German chancellor Angela Merkel is seeking bilateral talks on managing so-called secondary migration, at the two-day summit starting today (28 June). Georgi Gotev has the story.
The dispute is over plans drawn up by Merkel’s interior minister Horst Seehofer, the head of Bavaria’s conservative Christian Social Union (CSU), to send back migrants who reach the German border after having registered in other EU states. Merkel needs to take home a significant number of bilateral deals to be able to save its coalition.
Reportedly Germany has sent letters to a number of EU capitals to request assistance on “secondary movements”, but not to all of them.
A diplomat from a Visegrad country said yesterday that his capital wanted to “help Merkel”, but added that “she needs to say how”. It can be deducted that Germany didn’t sent such requests to the Visegrad countries.
At the Sunday mini-summit, Bulgarian Prime Minister Boyko Borissov said Bulgaria would not tale back any of the 60.000 refugees who were first registered in Bulgaria.
“First, before they send them back to me, they should agree that we build prisons and keep them in prisons”, he said, adding that migrants assigned to stay in Bulgaria have been caught “30-40 times” trying to cross Bulgaria’s borders “because they don’t want to stay with us”.
At the mini-summit, Italian Prime Minister Giuseppe Conte has said his country would not take back “all the secondary movement migrants”.
A country that reportedly gave a positive response to Germany’s is Greece. Greek Prime Minister Alexis Tsipras told the FT yesterday that he was open to a special agreement with Berlin to curtail the “secondary movement” of refugees.
“We have to find a way, in the framework of the international law, to share the burden and to not have this unfair position for the frontline countries but also for Germany. Because it’s not fair all these people to go to Germany, if we believe that this is a European problem,” the FT quoted Tsipras as saying.
It seems however that Greece is ready to take back only the refugees that will cross the German borders in the future.
Tsipras said any agreement with Germany would not have significant knock-on effects on Greece as only between 50 to 100 asylum seekers a month are crossing the country’s northern border, according to the FT report.

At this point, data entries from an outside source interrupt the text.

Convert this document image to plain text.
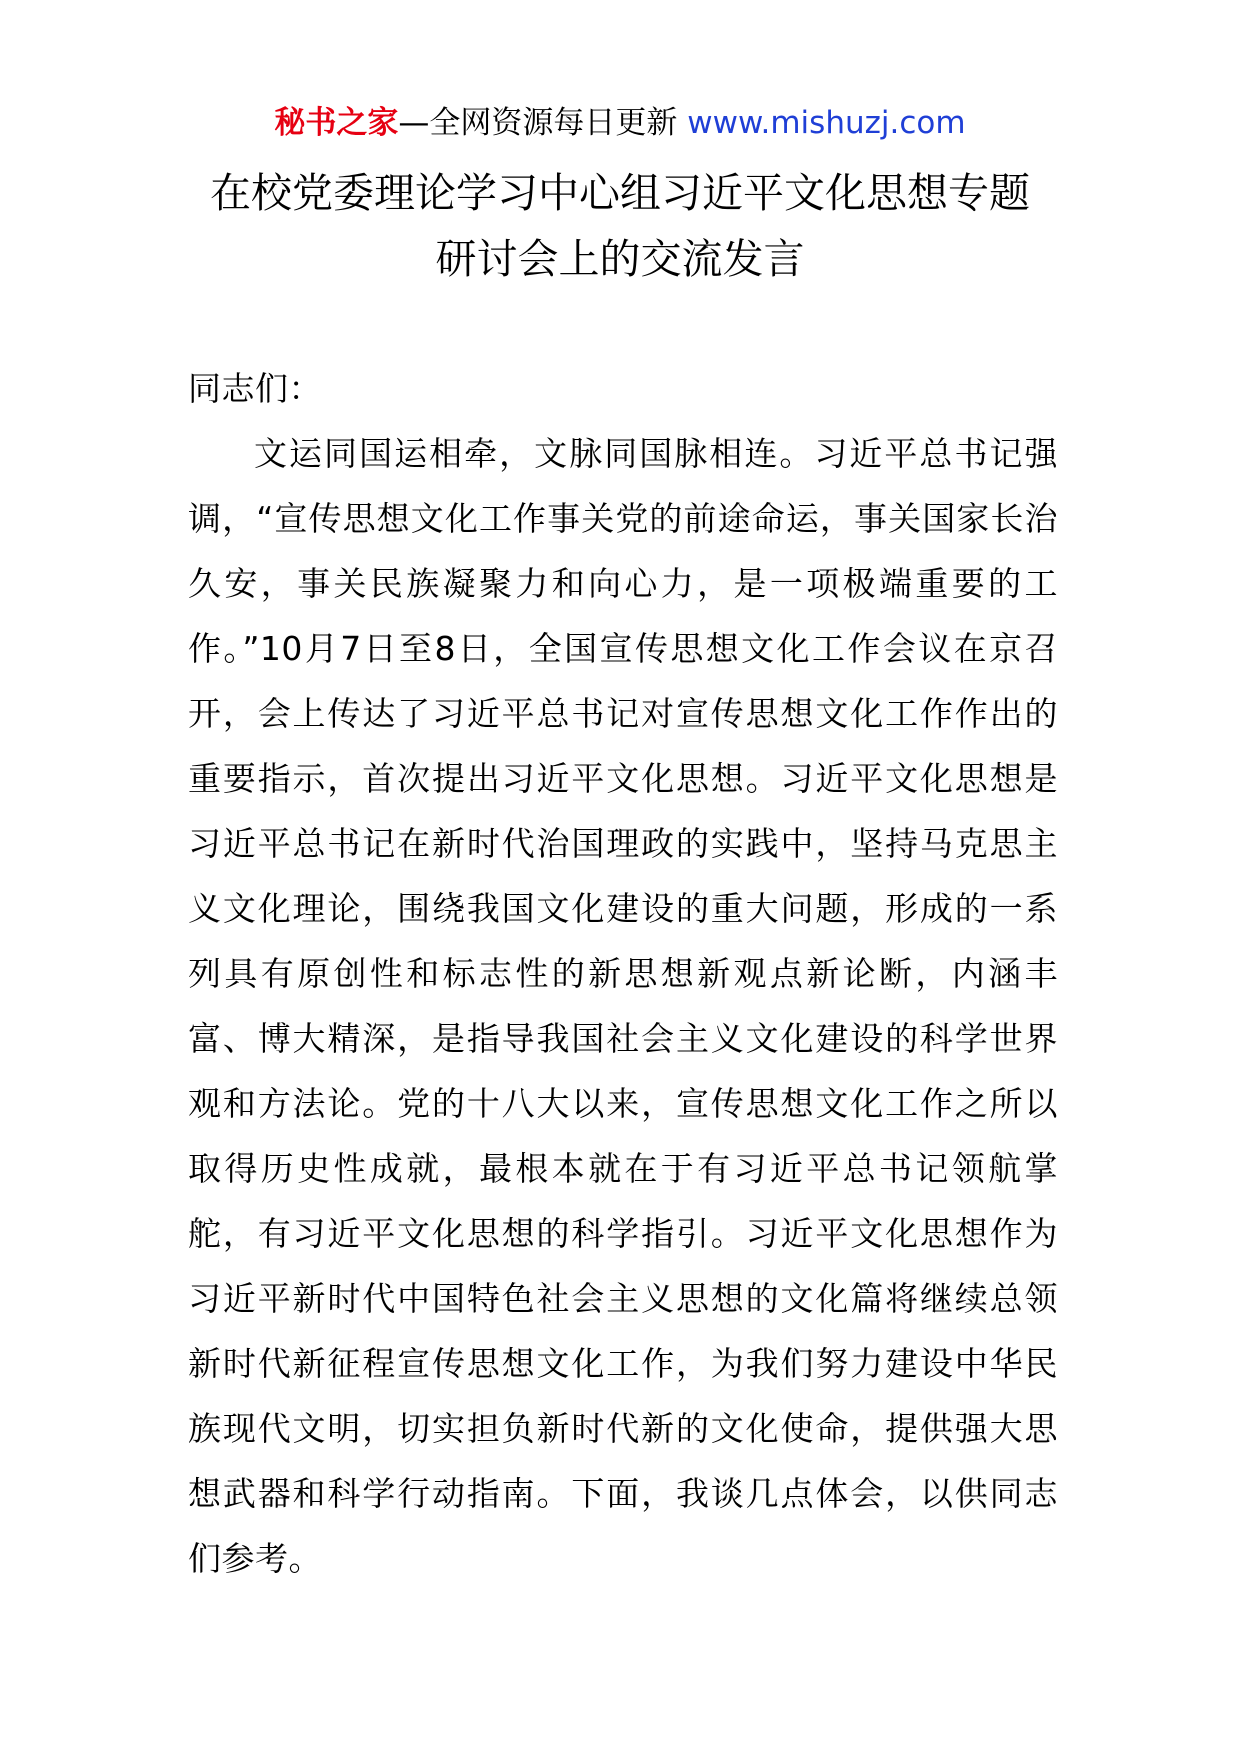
秘书之家—全网资源每日更新 www.mishuzj.com
在校党委理论学习中心组习近平文化思想专题
研讨会上的交流发言

同志们：

文运同国运相牵，文脉同国脉相连。习近平总书记强调，“宣传思想文化工作事关党的前途命运，事关国家长治久安，事关民族凝聚力和向心力，是一项极端重要的工作。”10月7日至8日，全国宣传思想文化工作会议在京召开，会上传达了习近平总书记对宣传思想文化工作作出的重要指示，首次提出习近平文化思想。习近平文化思想是习近平总书记在新时代治国理政的实践中，坚持马克思主义文化理论，围绕我国文化建设的重大问题，形成的一系列具有原创性和标志性的新思想新观点新论断，内涵丰富、博大精深，是指导我国社会主义文化建设的科学世界观和方法论。党的十八大以来，宣传思想文化工作之所以取得历史性成就，最根本就在于有习近平总书记领航掌舵，有习近平文化思想的科学指引。习近平文化思想作为习近平新时代中国特色社会主义思想的文化篇将继续总领新时代新征程宣传思想文化工作，为我们努力建设中华民族现代文明，切实担负新时代新的文化使命，提供强大思想武器和科学行动指南。下面，我谈几点体会，以供同志们参考。
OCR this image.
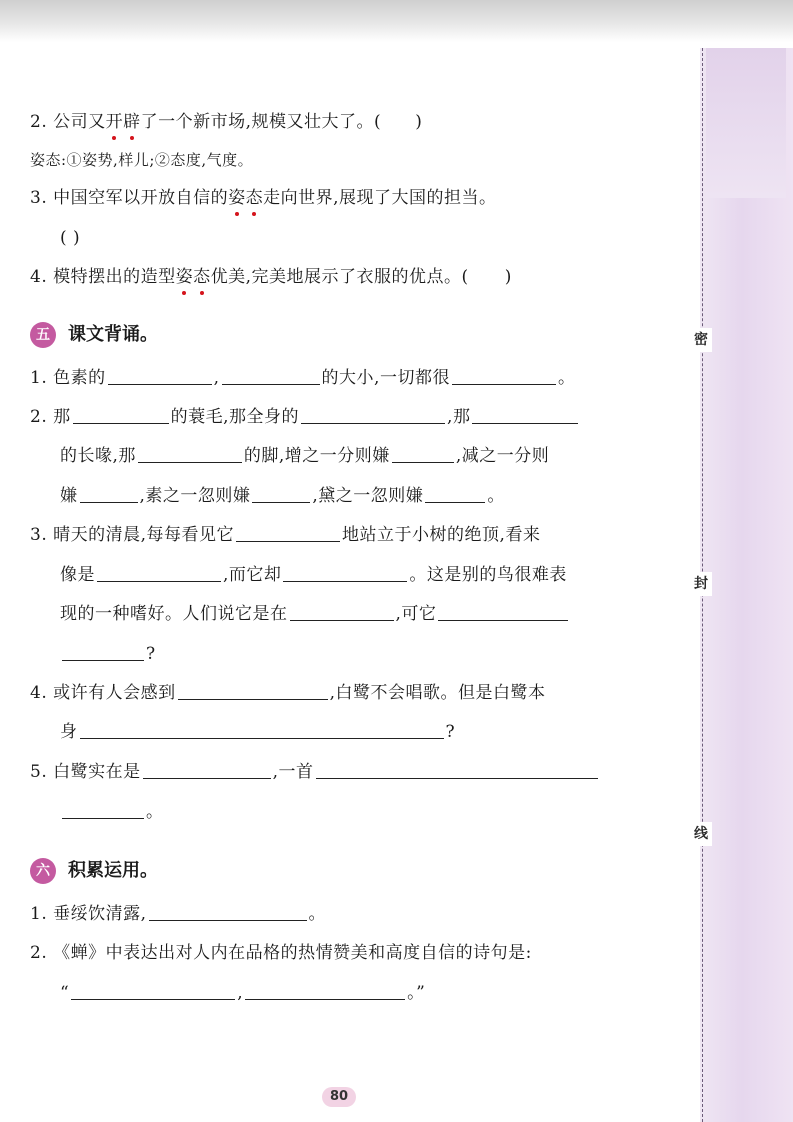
密
封
线
2. 公司又开辟了一个新市场,规模又壮大了。( )
姿态:①姿势,样儿;②态度,气度。
3. 中国空军以开放自信的姿态走向世界,展现了大国的担当。
( )
4. 模特摆出的造型姿态优美,完美地展示了衣服的优点。( )
五 课文背诵。
1. 色素的	,	的大小,一切都很	。
2. 那	的蓑毛,那全身的	,那
的长喙,那	的脚,增之一分则嫌	,减之一分则
嫌	,素之一忽则嫌	,黛之一忽则嫌	。
3. 晴天的清晨,每每看见它	地站立于小树的绝顶,看来
像是	,而它却	。这是别的鸟很难表
现的一种嗜好。人们说它是在	,可它
?
4. 或许有人会感到	,白鹭不会唱歌。但是白鹭本
身	?
5. 白鹭实在是	,一首
。
六 积累运用。
1. 垂绥饮清露,	。
2. 《蝉》中表达出对人内在品格的热情赞美和高度自信的诗句是:
“	,	。”
80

Borissov too has said recently that the migration pressure on Bulgaria is now close to zero. This means that the country in principle would have no difficulty to accept the charge of the “secondary movements” in the future.

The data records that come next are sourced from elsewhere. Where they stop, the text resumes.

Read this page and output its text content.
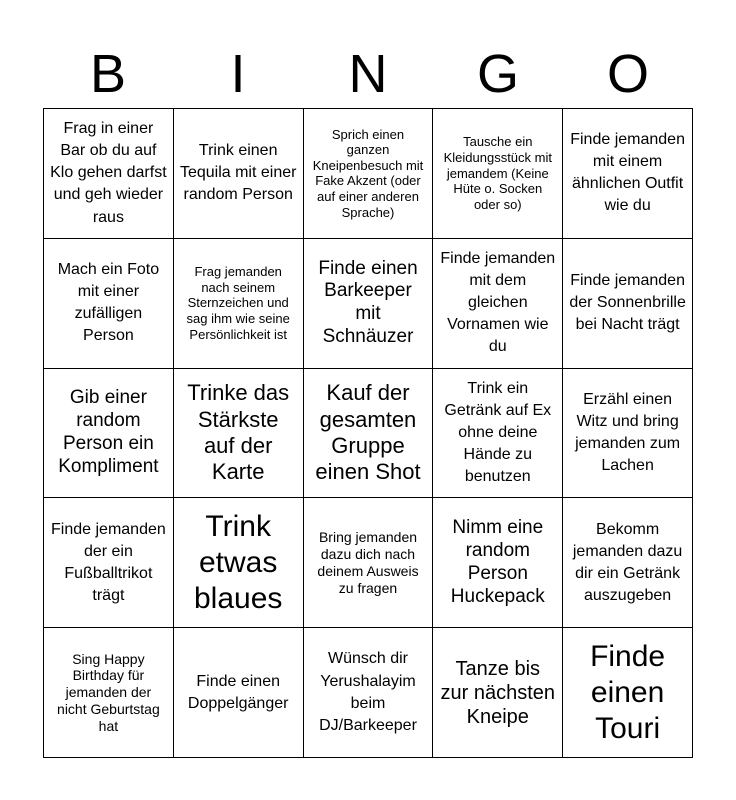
B	I	N	G	O
Frag in einer Bar ob du auf Klo gehen darfst und geh wieder raus
Trink einen Tequila mit einer random Person
Sprich einen ganzen Kneipenbesuch mit Fake Akzent (oder auf einer anderen Sprache)
Tausche ein Kleidungsstück mit jemandem (Keine Hüte o. Socken oder so)
Finde jemanden mit einem ähnlichen Outfit wie du
Mach ein Foto mit einer zufälligen Person
Frag jemanden nach seinem Sternzeichen und sag ihm wie seine Persönlichkeit ist
Finde einen Barkeeper mit Schnäuzer
Finde jemanden mit dem gleichen Vornamen wie du
Finde jemanden der Sonnenbrille bei Nacht trägt
Gib einer random Person ein Kompliment
Trinke das Stärkste auf der Karte
Kauf der gesamten Gruppe einen Shot
Trink ein Getränk auf Ex ohne deine Hände zu benutzen
Erzähl einen Witz und bring jemanden zum Lachen
Finde jemanden der ein Fußballtrikot trägt
Trink etwas blaues
Bring jemanden dazu dich nach deinem Ausweis zu fragen
Nimm eine random Person Huckepack
Bekomm jemanden dazu dir ein Getränk auszugeben
Sing Happy Birthday für jemanden der nicht Geburtstag hat
Finde einen Doppelgänger
Wünsch dir Yerushalayim beim DJ/Barkeeper
Tanze bis zur nächsten Kneipe
Finde einen Touri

This could become an internal policy problem, however. Both the opposition BSP and the junior coalition partner, the United Patriots, are likely to oppose such agreement.
What is certain is that EU refugee policy is no longer European, but will be based on inter-governmental agreements.
On the Dublin reform, there is clearly no agreement, and as a diplomat said, there will be no agreement during this European Parliament. (It was already clear that this summit can take no decision, as the summit draft conclusions on migration clearly indicate so.)
The Bulgarian Presidency compromise proposal on the Dublin reform, which foresees mandatory quotas only in case of emergency like in 2015, could not even pass qualified majority vote, as not only Eastern European countries, but also Spain and Italy (for a different reason) rejected it, diplomats explained.
The “disembarkation platforms” are apparently the most frequently mentioned idea. A diplomat close to the institutions said that these should not be seen as camps. Moreover, the idea is that similarly to the EU-Turkey agreement, the scheme will break the business model, and the pool factor will be drastically reduced. He reminded that before the July 2016 EU-Turkey deal, tens of thousands of people a month were arriving in the Greek islands. In comparison, in the two years since the deal is in force, only some 2,000 migrants have been returned to Turkey, and there are very few new arrivals, he said. Similarly, the pressure on Italy is expected to drop dramatically, if disembarkation platforms are in place, the diplomat added.
On disembarkation platforms, the UNHR has sent a letter to Borissov, in his EU Presidency capacity, diplomats said.
If the summit would give a mandate to start work on the concept of disembarkation platforms, this would be a “breakthrough”, the diplomat said. However he (and others) was less clear where these disembarkation platforms would be put in place. In any case, he mysteriously said “we know with whom we are going to work”.
Asked by this website if Albania was one of the countries considered for such a “disembarkation platform”, a EU diplomat gave a negative answer. He hinted that such a location could be counterproductive and open a new “Balkan route”.
The summit is expected to decide to release the second €3 billion tranche to Turkey, as decided under the July 2016 EU-Turkey deal to prevent migrants arriving to the Greek islands from the nearby Turkish territory. However, Italy raises conditions: Rome wants in parallel a decision to release €500 million to the EU’s Emergency Trust Fund for Africa.
At EU summits Borissov has repeatedly acted as Turkey’s advocate and is likely to strongly support the release of the second 3-billion tranche.